Mais les appareils sont chers ; chaque hydropanel coûte 2 500 $, et l'installation d'un ensemble de deux peut coûter jusqu'à 6 500 $. Pour progresser vers sa vision de fournir de l'eau à chaque personne en tout lieu, Friesen devra réduire les coûts. (À ce jour, de nombreuses installations ont été financées par des subventions de gouvernements, de fondations et d'ONG.) Entre-temps, il a récemment annoncé que l'entreprise déploie une unité demi-taille avec une empreinte plus facile à intégrer aux panneaux solaires résidentiels. Il a fallu des décennies à l'énergie solaire photovoltaïque pour arriver là où elle est aujourd'hui avec une efficacité économique et de performance, dit-il. En seulement cinq ans, nous avons réussi à refléter cette croissance et sommes sur la bonne voie pour rendre l'eau de source accessible dans un délai considérablement réduit.
Zero Mass Water occupe la majeure partie du temps de Friesen ces jours-ci, mais il reste professeur agrégé à temps partiel et scientifique principal en durabilité à l'institut de durabilité de l'ASU.
Friesen, qui a servi deux mandats au US Manufacturing Council sous l'administration Obama, a obtenu 63 brevets à ce jour, et il a remporté le prix Lemelson-MIT 2019 pour l'invention l'automne dernier. Le prix de 500 000 $, qui honore les inventeurs dont le travail promet d'améliorer le monde, reflète son travail à la fois sur la batterie zinc-air et sur l'hydropanneau. Je me pince encore, dit Friesen, qui utilise la majeure partie de l'argent du prix pour installer ses panneaux hydroélectriques à Bahia Hondita, un village colombien confronté à une grave pénurie d'eau potable. Il a choisi le site d'installation en appelant un ami de Conservation International et en lui demandant quel endroit avait le plus besoin d'aide.

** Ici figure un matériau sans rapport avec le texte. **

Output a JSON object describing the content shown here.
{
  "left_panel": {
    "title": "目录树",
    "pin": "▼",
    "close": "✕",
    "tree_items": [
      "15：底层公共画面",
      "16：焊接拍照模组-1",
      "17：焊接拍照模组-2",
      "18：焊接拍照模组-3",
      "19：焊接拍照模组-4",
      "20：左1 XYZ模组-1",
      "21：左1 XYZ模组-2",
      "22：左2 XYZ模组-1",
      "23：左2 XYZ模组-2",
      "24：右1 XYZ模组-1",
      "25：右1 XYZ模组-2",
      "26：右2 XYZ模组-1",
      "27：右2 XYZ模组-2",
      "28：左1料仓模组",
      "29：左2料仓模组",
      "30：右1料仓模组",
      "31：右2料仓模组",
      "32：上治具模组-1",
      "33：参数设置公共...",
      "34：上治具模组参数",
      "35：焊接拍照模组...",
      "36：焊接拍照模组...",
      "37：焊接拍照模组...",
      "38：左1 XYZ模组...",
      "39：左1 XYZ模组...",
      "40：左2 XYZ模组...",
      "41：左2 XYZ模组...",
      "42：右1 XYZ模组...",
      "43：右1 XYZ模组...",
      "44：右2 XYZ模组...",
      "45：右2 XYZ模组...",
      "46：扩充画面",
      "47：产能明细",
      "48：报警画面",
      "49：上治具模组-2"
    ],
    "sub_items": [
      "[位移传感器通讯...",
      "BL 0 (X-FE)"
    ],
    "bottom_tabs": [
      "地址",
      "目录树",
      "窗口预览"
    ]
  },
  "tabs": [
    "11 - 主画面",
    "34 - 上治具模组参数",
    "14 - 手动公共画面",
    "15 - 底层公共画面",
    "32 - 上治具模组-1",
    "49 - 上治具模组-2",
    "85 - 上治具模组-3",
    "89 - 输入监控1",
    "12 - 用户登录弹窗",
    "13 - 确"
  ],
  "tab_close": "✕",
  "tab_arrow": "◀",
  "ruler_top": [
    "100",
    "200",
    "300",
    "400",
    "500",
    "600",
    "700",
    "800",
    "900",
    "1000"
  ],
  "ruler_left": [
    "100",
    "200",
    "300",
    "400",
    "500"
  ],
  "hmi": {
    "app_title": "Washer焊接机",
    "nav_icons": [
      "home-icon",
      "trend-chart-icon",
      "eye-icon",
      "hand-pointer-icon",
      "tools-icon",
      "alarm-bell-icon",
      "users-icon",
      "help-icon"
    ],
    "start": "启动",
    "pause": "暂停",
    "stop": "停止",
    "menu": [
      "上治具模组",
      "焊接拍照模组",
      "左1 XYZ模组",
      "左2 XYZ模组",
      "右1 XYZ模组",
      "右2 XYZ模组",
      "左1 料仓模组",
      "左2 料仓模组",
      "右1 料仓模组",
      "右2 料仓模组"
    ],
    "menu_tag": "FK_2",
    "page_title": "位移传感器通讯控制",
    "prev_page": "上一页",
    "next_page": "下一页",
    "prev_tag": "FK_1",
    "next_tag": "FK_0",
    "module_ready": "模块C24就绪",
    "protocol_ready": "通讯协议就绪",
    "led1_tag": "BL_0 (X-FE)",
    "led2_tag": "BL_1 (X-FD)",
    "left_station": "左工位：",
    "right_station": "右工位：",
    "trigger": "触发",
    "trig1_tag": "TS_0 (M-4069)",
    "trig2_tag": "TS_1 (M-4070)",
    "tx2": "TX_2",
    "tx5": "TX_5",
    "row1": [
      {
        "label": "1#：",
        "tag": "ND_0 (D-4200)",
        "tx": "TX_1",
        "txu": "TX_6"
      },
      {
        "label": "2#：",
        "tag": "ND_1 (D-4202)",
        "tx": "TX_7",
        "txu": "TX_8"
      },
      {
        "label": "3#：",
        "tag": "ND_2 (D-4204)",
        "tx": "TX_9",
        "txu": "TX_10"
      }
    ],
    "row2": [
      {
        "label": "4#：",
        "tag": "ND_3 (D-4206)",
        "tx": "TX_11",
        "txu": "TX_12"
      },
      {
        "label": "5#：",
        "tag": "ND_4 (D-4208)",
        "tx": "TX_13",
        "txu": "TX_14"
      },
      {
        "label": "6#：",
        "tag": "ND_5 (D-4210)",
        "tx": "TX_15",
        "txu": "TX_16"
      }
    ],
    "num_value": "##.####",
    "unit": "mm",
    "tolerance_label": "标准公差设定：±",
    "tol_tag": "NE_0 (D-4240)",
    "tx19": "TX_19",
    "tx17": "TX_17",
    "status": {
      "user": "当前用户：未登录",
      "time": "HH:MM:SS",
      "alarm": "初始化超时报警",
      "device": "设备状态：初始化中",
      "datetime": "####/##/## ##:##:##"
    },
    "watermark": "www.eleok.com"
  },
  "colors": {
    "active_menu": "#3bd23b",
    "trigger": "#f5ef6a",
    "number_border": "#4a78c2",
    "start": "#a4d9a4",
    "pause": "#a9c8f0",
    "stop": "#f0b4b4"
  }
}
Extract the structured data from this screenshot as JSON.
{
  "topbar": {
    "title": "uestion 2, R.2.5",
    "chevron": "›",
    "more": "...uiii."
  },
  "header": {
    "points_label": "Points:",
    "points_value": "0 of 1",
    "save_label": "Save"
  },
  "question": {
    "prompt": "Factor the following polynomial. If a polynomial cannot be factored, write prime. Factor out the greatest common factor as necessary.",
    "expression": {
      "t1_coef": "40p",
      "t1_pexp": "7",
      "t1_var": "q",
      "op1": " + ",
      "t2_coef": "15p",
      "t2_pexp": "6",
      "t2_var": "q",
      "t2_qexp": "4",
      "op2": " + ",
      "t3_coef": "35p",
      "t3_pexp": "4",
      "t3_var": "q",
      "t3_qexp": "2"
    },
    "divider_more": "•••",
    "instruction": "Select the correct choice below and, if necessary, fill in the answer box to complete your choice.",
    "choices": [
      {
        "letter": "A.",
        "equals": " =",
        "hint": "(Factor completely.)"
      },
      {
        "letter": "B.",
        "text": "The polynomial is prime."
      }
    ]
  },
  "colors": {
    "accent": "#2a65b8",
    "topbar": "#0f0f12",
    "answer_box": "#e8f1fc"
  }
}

Gary Dirks, directeur principal du Global Futures Lab de l'ASU, n'est pas surpris de la façon dont son collègue dépense son prix, étant donné que Friesen a également mis en place des bourses pour soutenir les jeunes entrepreneurs de l'université. Les deux se sont rencontrés lorsque Friesen testait la version bêta du panneau hydroélectrique et Dirks a accepté d'orienter l'argent de la subvention vers le projet. C'est un entrepreneur en série astucieux et un inventeur en série. C'est ce qu'il aime faire, et il aime entreprendre de très grandes choses, dit Dirks, qui décrit Friesen comme un homme en mission.
Le résultat final [de la recherche] ne devrait pas être une publication, dit Friesen. Le milieu universitaire concerne la création de nouvelles connaissances et sur la traduction de ces connaissances - son parcours hors du laboratoire et dans des applications pratiques qui peuvent améliorer la vie des gens.
Ce n'est pas le vendeur poli et bien rodé qui parle, dit Dirks : Il est motivé par les grands problèmes du monde.